En septiembre del año siguiente, en 1959, lo contrató el Manchester City para sustituir a Frank Swift, que había pasado 16 años en el arco.

Su vinculación al equipo de Manchester fue polémica. Los aficionados no estaban dispuestos a aceptar que en el equipo jugara un integrante de Lutwaffe, la aviación alemana que en 1940 había bombardeado Inglaterra.

Durante días organizaron marchas y con pancartas ofensivas pedían la expulsión de Bert Trautmann.
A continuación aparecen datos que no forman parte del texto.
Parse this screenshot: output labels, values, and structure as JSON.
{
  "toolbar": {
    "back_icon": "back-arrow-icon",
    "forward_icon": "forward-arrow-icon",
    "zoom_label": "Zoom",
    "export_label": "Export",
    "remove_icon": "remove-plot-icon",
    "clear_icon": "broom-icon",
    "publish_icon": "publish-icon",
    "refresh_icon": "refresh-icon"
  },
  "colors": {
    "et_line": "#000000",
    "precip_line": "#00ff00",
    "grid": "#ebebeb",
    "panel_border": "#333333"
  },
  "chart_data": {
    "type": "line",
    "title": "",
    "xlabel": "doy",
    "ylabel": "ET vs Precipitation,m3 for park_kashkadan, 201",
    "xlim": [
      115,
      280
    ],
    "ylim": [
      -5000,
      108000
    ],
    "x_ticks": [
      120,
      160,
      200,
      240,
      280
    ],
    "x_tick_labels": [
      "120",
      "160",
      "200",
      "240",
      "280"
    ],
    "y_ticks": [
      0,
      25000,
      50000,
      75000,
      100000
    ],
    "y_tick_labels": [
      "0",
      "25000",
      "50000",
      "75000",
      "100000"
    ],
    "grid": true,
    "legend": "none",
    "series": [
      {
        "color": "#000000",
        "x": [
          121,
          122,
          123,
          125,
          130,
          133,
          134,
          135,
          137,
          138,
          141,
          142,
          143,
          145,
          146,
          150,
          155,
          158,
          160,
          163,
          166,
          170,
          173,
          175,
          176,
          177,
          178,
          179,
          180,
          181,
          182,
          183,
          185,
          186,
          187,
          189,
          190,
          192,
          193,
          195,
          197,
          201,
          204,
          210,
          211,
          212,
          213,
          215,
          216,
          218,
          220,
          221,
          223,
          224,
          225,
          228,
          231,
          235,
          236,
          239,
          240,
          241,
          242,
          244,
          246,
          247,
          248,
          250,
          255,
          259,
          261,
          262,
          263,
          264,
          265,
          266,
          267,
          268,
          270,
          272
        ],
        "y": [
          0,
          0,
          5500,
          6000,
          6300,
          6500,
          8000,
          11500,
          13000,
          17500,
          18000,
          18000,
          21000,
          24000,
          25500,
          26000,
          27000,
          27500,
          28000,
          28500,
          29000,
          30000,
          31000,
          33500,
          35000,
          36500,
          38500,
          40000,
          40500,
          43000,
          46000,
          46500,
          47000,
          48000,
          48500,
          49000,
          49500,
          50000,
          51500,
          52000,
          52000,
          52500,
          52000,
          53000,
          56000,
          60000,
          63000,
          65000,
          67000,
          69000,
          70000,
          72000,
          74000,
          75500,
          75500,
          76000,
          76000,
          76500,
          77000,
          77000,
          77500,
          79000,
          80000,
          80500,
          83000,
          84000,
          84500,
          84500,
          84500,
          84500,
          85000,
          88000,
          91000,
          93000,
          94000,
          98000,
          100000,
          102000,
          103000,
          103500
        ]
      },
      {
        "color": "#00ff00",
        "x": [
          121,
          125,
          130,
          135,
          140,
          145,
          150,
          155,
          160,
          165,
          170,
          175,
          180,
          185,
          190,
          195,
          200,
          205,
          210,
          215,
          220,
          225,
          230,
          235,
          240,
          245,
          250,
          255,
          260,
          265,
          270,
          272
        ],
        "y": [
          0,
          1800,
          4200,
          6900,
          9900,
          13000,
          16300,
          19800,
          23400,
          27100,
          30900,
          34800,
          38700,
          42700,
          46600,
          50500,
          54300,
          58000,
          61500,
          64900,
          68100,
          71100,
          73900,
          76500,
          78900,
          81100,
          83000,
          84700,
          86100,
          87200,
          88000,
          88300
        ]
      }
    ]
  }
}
Los furiosos hinchas atacaron la sede del equipo y amenazaron con un boicot total. Los directivos del equipo se mantuvieron y a pesar de las críticas lo contrataron. Bert les respondió incluso con el cuello roto. Hoy la hinchada lo reconoce como uno de los ídolos históricos del club.

Esa no fue la primera vez que sería rechazado. Incluso desde que nació, el 19 de julio de 1923 en Bremen, hizo parte de esa parte de la sociedad que es rechazada por la riqueza.

Creció en una época que atestiguó el ascenso de Hitler al poder en una familia pobre, sin recursos, sin trabajo, lo que le obliga a pedir dinero en la calle y acudir a comedores sociales. A los diez años, como muchos otros, se unió a las Juventudes Hitlerianas.

A los 16 años se alistó en el ejército de manera voluntaria. “La mayoría de mis amigos lo hicieron. Sin pensar por qué o para qué. Hitler había influenciado el sistema de educación de tal manera que no formábamos nuestra propia opinión. Primero lo intenté como intérprete de morse, pero no lo conseguí”. Finalmente entró como paracaidista en la Lutwaffe, el ejército del aire, donde permaneció durante cinco años.

“Perdí a muchos amigos ahí. Empecé a preguntarme por qué estaba luchando”. Tiempo después, siendo un ídolo deportivo, fue cuestionado por sus vínculos con el ejército nazi, a lo que dijo con prudencia y contundencia: “No te ofreces voluntario para matar gente, lo haces para defender la tierra de tus padres. Cuando estás con el rifle o la ametralladora solo ves sombras en el horizonte y te defiendes”.

“Siempre había algún maleducado que después de 15 años me seguía llamando nazi”, confesó.

En 2004, la Reina Isabel II le concedió la Orden del Imperio Británico “por mejorar las relaciones entre Alemania y el Reino Unido en la posguerra”. Por estos días se conmemoran los 70 años de la victoria de Inglaterra sobre Alemania en la Segunda Guerra Mundial.

Bert Trautmann murió en España a los 89 años de edad después de haber sufrido dos ataques al corazón. Nunca dejó el arco y su cuello jamás se recuperó.